L’homme du moment, Stéphane Hessel, nous a fourni une explication. Pour lui, les Français «ont une très haute idée d’eux-mêmes». De là vient leur constante déception vis-à-vis d’une réalité qu’ils ne jugent jamais à la hauteur de ce qu’ils méritent! En tous cas, qu’il s’agisse des intellectuels qui, désormais, rivalisent de catastrophisme —mais peut-être s’agit-il là d’une peur rétrospective car cette crise, que personne n’avait vu venir, a failli tout emporter— ou bien des responsables politiques de tout bord, tous peignent la réalité aux couleurs du désespoir. Nous n’avons aucune chance de nous en sortir.

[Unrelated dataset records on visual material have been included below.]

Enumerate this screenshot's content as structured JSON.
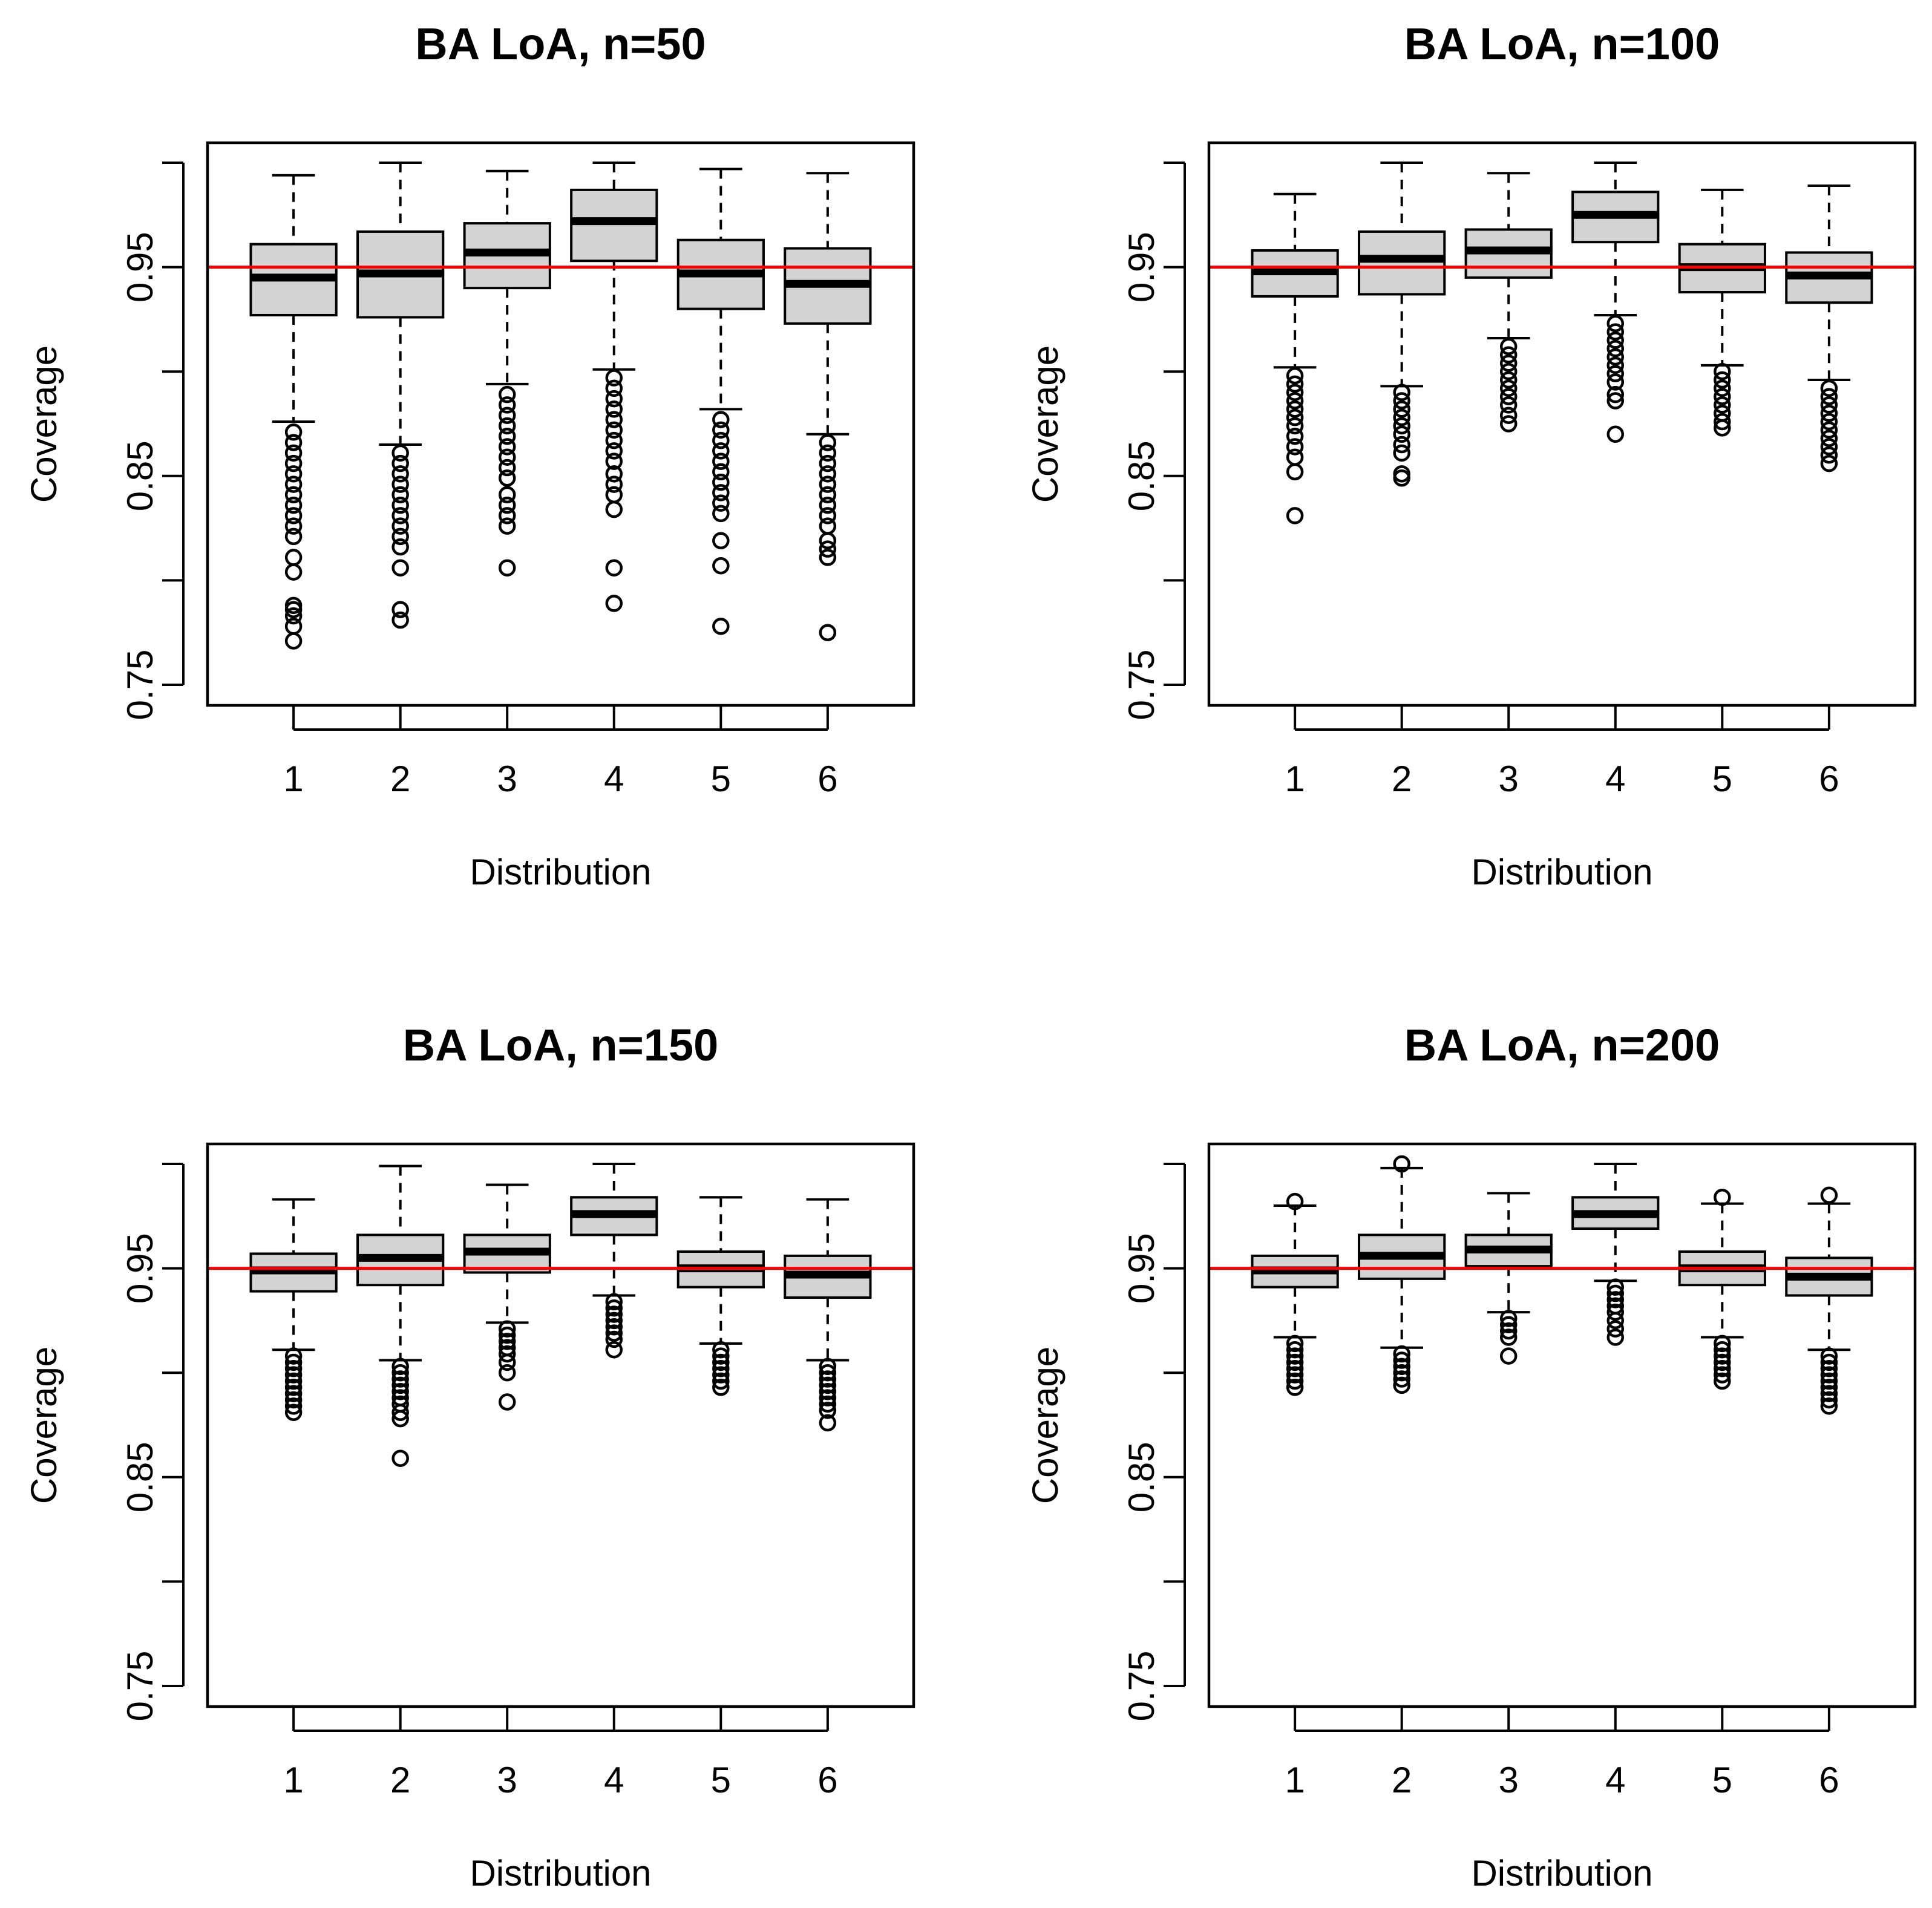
{
  "colors": {
    "box_fill": "#d3d3d3",
    "ref_line": "#ff0000",
    "ink": "#000000"
  },
  "chart_data": [
    {
      "type": "boxplot",
      "title": "BA LoA, n=50",
      "xlabel": "Distribution",
      "ylabel": "Coverage",
      "ylim": [
        0.74,
        1.005
      ],
      "yticks": [
        0.75,
        0.85,
        0.95
      ],
      "ytick_labels": [
        "0.75",
        "0.85",
        "0.95"
      ],
      "yticks_unlabeled": [
        0.8,
        0.9,
        1.0
      ],
      "categories": [
        "1",
        "2",
        "3",
        "4",
        "5",
        "6"
      ],
      "reference_line": 0.95,
      "boxes": [
        {
          "whisker_low": 0.876,
          "q1": 0.927,
          "median": 0.945,
          "q3": 0.961,
          "whisker_high": 0.994,
          "outliers": [
            0.871,
            0.866,
            0.861,
            0.856,
            0.851,
            0.846,
            0.841,
            0.836,
            0.831,
            0.826,
            0.821,
            0.811,
            0.804,
            0.788,
            0.786,
            0.783,
            0.778,
            0.771
          ]
        },
        {
          "whisker_low": 0.865,
          "q1": 0.926,
          "median": 0.947,
          "q3": 0.967,
          "whisker_high": 1.0,
          "outliers": [
            0.861,
            0.856,
            0.851,
            0.846,
            0.841,
            0.836,
            0.831,
            0.826,
            0.821,
            0.816,
            0.806,
            0.786,
            0.781
          ]
        },
        {
          "whisker_low": 0.894,
          "q1": 0.94,
          "median": 0.957,
          "q3": 0.971,
          "whisker_high": 0.996,
          "outliers": [
            0.889,
            0.884,
            0.879,
            0.874,
            0.869,
            0.864,
            0.859,
            0.854,
            0.849,
            0.841,
            0.836,
            0.831,
            0.826,
            0.806
          ]
        },
        {
          "whisker_low": 0.901,
          "q1": 0.953,
          "median": 0.972,
          "q3": 0.987,
          "whisker_high": 1.0,
          "outliers": [
            0.897,
            0.892,
            0.887,
            0.882,
            0.877,
            0.872,
            0.867,
            0.862,
            0.857,
            0.851,
            0.846,
            0.841,
            0.834,
            0.806,
            0.789
          ]
        },
        {
          "whisker_low": 0.882,
          "q1": 0.93,
          "median": 0.947,
          "q3": 0.963,
          "whisker_high": 0.997,
          "outliers": [
            0.877,
            0.872,
            0.867,
            0.862,
            0.857,
            0.852,
            0.847,
            0.842,
            0.837,
            0.832,
            0.819,
            0.807,
            0.778
          ]
        },
        {
          "whisker_low": 0.87,
          "q1": 0.923,
          "median": 0.942,
          "q3": 0.959,
          "whisker_high": 0.995,
          "outliers": [
            0.866,
            0.861,
            0.856,
            0.851,
            0.846,
            0.841,
            0.836,
            0.831,
            0.826,
            0.819,
            0.815,
            0.811,
            0.775
          ]
        }
      ]
    },
    {
      "type": "boxplot",
      "title": "BA LoA, n=100",
      "xlabel": "Distribution",
      "ylabel": "Coverage",
      "ylim": [
        0.74,
        1.005
      ],
      "yticks": [
        0.75,
        0.85,
        0.95
      ],
      "ytick_labels": [
        "0.75",
        "0.85",
        "0.95"
      ],
      "yticks_unlabeled": [
        0.8,
        0.9,
        1.0
      ],
      "categories": [
        "1",
        "2",
        "3",
        "4",
        "5",
        "6"
      ],
      "reference_line": 0.95,
      "boxes": [
        {
          "whisker_low": 0.902,
          "q1": 0.936,
          "median": 0.948,
          "q3": 0.958,
          "whisker_high": 0.985,
          "outliers": [
            0.898,
            0.894,
            0.89,
            0.886,
            0.882,
            0.878,
            0.874,
            0.869,
            0.864,
            0.859,
            0.852,
            0.831
          ]
        },
        {
          "whisker_low": 0.893,
          "q1": 0.937,
          "median": 0.954,
          "q3": 0.967,
          "whisker_high": 1.0,
          "outliers": [
            0.89,
            0.886,
            0.882,
            0.878,
            0.874,
            0.87,
            0.865,
            0.861,
            0.851,
            0.849
          ]
        },
        {
          "whisker_low": 0.916,
          "q1": 0.945,
          "median": 0.958,
          "q3": 0.968,
          "whisker_high": 0.995,
          "outliers": [
            0.912,
            0.908,
            0.904,
            0.9,
            0.896,
            0.892,
            0.888,
            0.884,
            0.879,
            0.875
          ]
        },
        {
          "whisker_low": 0.927,
          "q1": 0.962,
          "median": 0.975,
          "q3": 0.986,
          "whisker_high": 1.0,
          "outliers": [
            0.923,
            0.919,
            0.915,
            0.911,
            0.907,
            0.903,
            0.899,
            0.895,
            0.889,
            0.886,
            0.87
          ]
        },
        {
          "whisker_low": 0.903,
          "q1": 0.938,
          "median": 0.95,
          "q3": 0.961,
          "whisker_high": 0.987,
          "outliers": [
            0.9,
            0.896,
            0.892,
            0.888,
            0.884,
            0.88,
            0.876,
            0.873
          ]
        },
        {
          "whisker_low": 0.896,
          "q1": 0.933,
          "median": 0.946,
          "q3": 0.957,
          "whisker_high": 0.989,
          "outliers": [
            0.892,
            0.888,
            0.884,
            0.88,
            0.876,
            0.872,
            0.868,
            0.864,
            0.86,
            0.856
          ]
        }
      ]
    },
    {
      "type": "boxplot",
      "title": "BA LoA, n=150",
      "xlabel": "Distribution",
      "ylabel": "Coverage",
      "ylim": [
        0.74,
        1.005
      ],
      "yticks": [
        0.75,
        0.85,
        0.95
      ],
      "ytick_labels": [
        "0.75",
        "0.85",
        "0.95"
      ],
      "yticks_unlabeled": [
        0.8,
        0.9,
        1.0
      ],
      "categories": [
        "1",
        "2",
        "3",
        "4",
        "5",
        "6"
      ],
      "reference_line": 0.95,
      "boxes": [
        {
          "whisker_low": 0.911,
          "q1": 0.939,
          "median": 0.949,
          "q3": 0.957,
          "whisker_high": 0.983,
          "outliers": [
            0.908,
            0.905,
            0.902,
            0.899,
            0.896,
            0.893,
            0.89,
            0.887,
            0.884,
            0.881
          ]
        },
        {
          "whisker_low": 0.906,
          "q1": 0.942,
          "median": 0.955,
          "q3": 0.966,
          "whisker_high": 0.999,
          "outliers": [
            0.903,
            0.9,
            0.897,
            0.894,
            0.891,
            0.888,
            0.885,
            0.881,
            0.878,
            0.859
          ]
        },
        {
          "whisker_low": 0.924,
          "q1": 0.948,
          "median": 0.958,
          "q3": 0.966,
          "whisker_high": 0.99,
          "outliers": [
            0.921,
            0.918,
            0.915,
            0.912,
            0.909,
            0.905,
            0.9,
            0.886
          ]
        },
        {
          "whisker_low": 0.937,
          "q1": 0.966,
          "median": 0.976,
          "q3": 0.984,
          "whisker_high": 1.0,
          "outliers": [
            0.934,
            0.931,
            0.928,
            0.925,
            0.922,
            0.919,
            0.916,
            0.911
          ]
        },
        {
          "whisker_low": 0.914,
          "q1": 0.941,
          "median": 0.95,
          "q3": 0.958,
          "whisker_high": 0.984,
          "outliers": [
            0.911,
            0.908,
            0.905,
            0.902,
            0.899,
            0.896,
            0.893
          ]
        },
        {
          "whisker_low": 0.906,
          "q1": 0.936,
          "median": 0.947,
          "q3": 0.956,
          "whisker_high": 0.983,
          "outliers": [
            0.903,
            0.9,
            0.897,
            0.894,
            0.891,
            0.888,
            0.885,
            0.882,
            0.876
          ]
        }
      ]
    },
    {
      "type": "boxplot",
      "title": "BA LoA, n=200",
      "xlabel": "Distribution",
      "ylabel": "Coverage",
      "ylim": [
        0.74,
        1.005
      ],
      "yticks": [
        0.75,
        0.85,
        0.95
      ],
      "ytick_labels": [
        "0.75",
        "0.85",
        "0.95"
      ],
      "yticks_unlabeled": [
        0.8,
        0.9,
        1.0
      ],
      "categories": [
        "1",
        "2",
        "3",
        "4",
        "5",
        "6"
      ],
      "reference_line": 0.95,
      "boxes": [
        {
          "whisker_low": 0.917,
          "q1": 0.941,
          "median": 0.949,
          "q3": 0.956,
          "whisker_high": 0.98,
          "outliers": [
            0.982,
            0.914,
            0.911,
            0.908,
            0.905,
            0.902,
            0.899,
            0.896,
            0.893
          ]
        },
        {
          "whisker_low": 0.912,
          "q1": 0.945,
          "median": 0.956,
          "q3": 0.966,
          "whisker_high": 0.998,
          "outliers": [
            1.0,
            0.909,
            0.906,
            0.903,
            0.9,
            0.897,
            0.894
          ]
        },
        {
          "whisker_low": 0.929,
          "q1": 0.951,
          "median": 0.959,
          "q3": 0.966,
          "whisker_high": 0.986,
          "outliers": [
            0.926,
            0.923,
            0.92,
            0.917,
            0.908
          ]
        },
        {
          "whisker_low": 0.944,
          "q1": 0.969,
          "median": 0.976,
          "q3": 0.984,
          "whisker_high": 1.0,
          "outliers": [
            0.941,
            0.938,
            0.935,
            0.932,
            0.929,
            0.925,
            0.921,
            0.917
          ]
        },
        {
          "whisker_low": 0.917,
          "q1": 0.942,
          "median": 0.95,
          "q3": 0.958,
          "whisker_high": 0.981,
          "outliers": [
            0.984,
            0.914,
            0.911,
            0.908,
            0.905,
            0.902,
            0.899,
            0.896
          ]
        },
        {
          "whisker_low": 0.911,
          "q1": 0.937,
          "median": 0.946,
          "q3": 0.955,
          "whisker_high": 0.981,
          "outliers": [
            0.985,
            0.908,
            0.905,
            0.902,
            0.899,
            0.896,
            0.893,
            0.89,
            0.887,
            0.884
          ]
        }
      ]
    }
  ]
}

Pour se rassurer, on peut se dire que tout cela n’est guère nouveau en France. C’est Benjamin Constant qui, dans les débuts du XIXe siècle, se lamente ainsi:
«Nous ne savons plus aimer, ni croire, ni vouloir; il en résulte que le ciel n’offre plus d’espoir.»
Mais c’est surtout dans l’entre-deux-guerres que s’est ancrée la pensée décliniste. Il est vrai, suivie par le désastre de 1940. Et peut-être y a-t-il, dans une part de nos cerveaux, la crainte diffuse d’une sorte de juin 1940 économique et social qui nous guetterait. En tous les cas, la pensée décliniste a ressurgi aussitôt les Trente Glorieuses terminées.
Le refrain du déclin
L’ère du déclin est donc aujourd’hui devenue le refrain préféré de celles et ceux à qui il est donné de s’exprimer en public. Et la gauche, dont on peut penser qu’elle devrait être tout entière occupée à préparer l’alternance, a bien tort de s’y laisser entraîner. Car l’idéologie du déclin a toujours fait le lit de la droite. C’est en effet une façon de refonder la barrière qui séparait la gauche —coupable de s’y abandonner— et la droite, laquelle recèle toujours dans ses rangs un sauveur! Et ce depuis Bonaparte. La gauche devrait donc plutôt méditer le livre, et d’abord le titre du livre, qui a inspiré la victoire de Barack Obama, L'Audace d'Espérer. Elle devrait chercher aussi à renouer avec ce qui la fonde: la croyance aux progrès en lieu et place de la tentation de la décroissance prônée par certains de ses alliés. On verra!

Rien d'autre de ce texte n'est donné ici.